И Лиза смирилась. Однако теперь видела, как ее сын пытается бороться все с той же невидимой силой. Прозябание в ГДР подрывало его дух, и Руди готов был плыть против течения до тех пор, пока не утонет.

Очередь продвинулась вперед, и Лиза тоже сделала шаг. В Восточной Германии для Руди будущего не существовало.

Зато оно могло сложиться на Западе, с Ули.

Но как Лизе переправить сына туда?

– Извините, у вас огоньку не найдется? – вырвал ее из задумчивости девичий голос за спиной.

– Простите, но нет.

– Точно нет?

Лиза обернулась и увидела перед собой знакомые глаза, смотрящие на нее с незнакомого лица. Девушка вежливо приподняла брови, поигрывая в пальцах сигаретой.

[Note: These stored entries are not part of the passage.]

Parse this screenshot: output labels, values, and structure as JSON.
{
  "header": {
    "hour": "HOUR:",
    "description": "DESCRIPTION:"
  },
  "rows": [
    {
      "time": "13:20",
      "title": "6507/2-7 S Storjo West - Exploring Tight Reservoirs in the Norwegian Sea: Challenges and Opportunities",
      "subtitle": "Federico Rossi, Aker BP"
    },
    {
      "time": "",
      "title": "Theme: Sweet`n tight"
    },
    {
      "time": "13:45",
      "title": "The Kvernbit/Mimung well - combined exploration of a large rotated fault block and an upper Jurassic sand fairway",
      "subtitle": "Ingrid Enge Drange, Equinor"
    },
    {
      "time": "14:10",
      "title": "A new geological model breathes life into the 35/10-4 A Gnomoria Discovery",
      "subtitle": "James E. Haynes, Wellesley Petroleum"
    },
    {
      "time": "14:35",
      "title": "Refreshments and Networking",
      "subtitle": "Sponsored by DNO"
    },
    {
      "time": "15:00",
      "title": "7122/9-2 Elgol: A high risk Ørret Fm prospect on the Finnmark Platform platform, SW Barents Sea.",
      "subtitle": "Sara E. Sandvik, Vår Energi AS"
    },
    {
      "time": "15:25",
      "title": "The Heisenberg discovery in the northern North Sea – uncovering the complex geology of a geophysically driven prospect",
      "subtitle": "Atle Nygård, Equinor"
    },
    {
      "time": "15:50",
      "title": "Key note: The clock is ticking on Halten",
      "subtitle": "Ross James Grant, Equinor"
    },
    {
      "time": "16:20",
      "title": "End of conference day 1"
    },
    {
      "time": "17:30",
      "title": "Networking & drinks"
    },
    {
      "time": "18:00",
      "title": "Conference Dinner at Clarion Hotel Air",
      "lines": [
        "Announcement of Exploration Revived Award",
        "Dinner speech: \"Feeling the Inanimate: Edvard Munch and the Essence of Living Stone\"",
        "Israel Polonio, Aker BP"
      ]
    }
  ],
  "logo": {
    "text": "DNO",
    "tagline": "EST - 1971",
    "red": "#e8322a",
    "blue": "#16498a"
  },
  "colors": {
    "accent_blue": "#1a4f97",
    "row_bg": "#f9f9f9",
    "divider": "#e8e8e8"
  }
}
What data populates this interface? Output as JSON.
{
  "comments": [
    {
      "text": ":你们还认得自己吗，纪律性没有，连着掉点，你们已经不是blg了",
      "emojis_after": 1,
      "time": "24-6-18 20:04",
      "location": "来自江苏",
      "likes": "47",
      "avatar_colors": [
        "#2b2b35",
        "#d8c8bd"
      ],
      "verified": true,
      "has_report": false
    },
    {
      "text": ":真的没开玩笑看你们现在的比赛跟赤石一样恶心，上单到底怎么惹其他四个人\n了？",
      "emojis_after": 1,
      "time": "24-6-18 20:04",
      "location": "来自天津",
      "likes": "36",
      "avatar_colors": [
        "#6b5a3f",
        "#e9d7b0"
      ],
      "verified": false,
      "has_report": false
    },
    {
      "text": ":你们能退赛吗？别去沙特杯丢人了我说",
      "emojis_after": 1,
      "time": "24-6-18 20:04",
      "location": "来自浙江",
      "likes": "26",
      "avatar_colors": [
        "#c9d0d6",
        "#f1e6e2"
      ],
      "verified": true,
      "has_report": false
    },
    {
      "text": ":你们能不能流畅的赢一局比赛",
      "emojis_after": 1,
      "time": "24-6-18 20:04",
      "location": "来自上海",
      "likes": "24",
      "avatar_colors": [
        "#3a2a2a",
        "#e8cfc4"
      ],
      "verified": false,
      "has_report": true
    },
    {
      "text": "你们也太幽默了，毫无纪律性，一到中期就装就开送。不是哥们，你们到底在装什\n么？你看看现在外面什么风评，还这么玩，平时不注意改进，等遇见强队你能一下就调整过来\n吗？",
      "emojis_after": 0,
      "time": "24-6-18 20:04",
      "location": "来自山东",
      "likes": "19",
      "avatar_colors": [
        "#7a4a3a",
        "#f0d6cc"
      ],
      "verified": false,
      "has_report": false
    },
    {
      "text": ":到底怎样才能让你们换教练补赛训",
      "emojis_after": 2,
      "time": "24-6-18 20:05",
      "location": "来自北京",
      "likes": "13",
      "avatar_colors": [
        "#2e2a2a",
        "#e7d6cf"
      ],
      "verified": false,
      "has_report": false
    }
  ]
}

– Я… Наверное, в ателье есть зажигалка, – промямлила Лиза и протянула руку, чтобы вытащить дочь Инге из очереди. – Если хочешь, пойдем.

* * *

Они направились севернее Шёнхаузер-аллее, глубже в диссидентский район Пренцлауэр-Берг. При близком рассмотрении Гретхен очень походила на мать: те же высокие скулы и острый подбородок, та же уверенная и легкая поступь. Однако бледное лицо и темные волосы, ямочки на щеках и чуть кривоватая улыбка выдавали в ней гены Ули. Лиза словно перенеслась в прошлое – в тот день, когда веселая и беззаботная Инге поймала ее по дороге домой и шепнула: «Я же шведка. Могу получить визу на день, забыла?»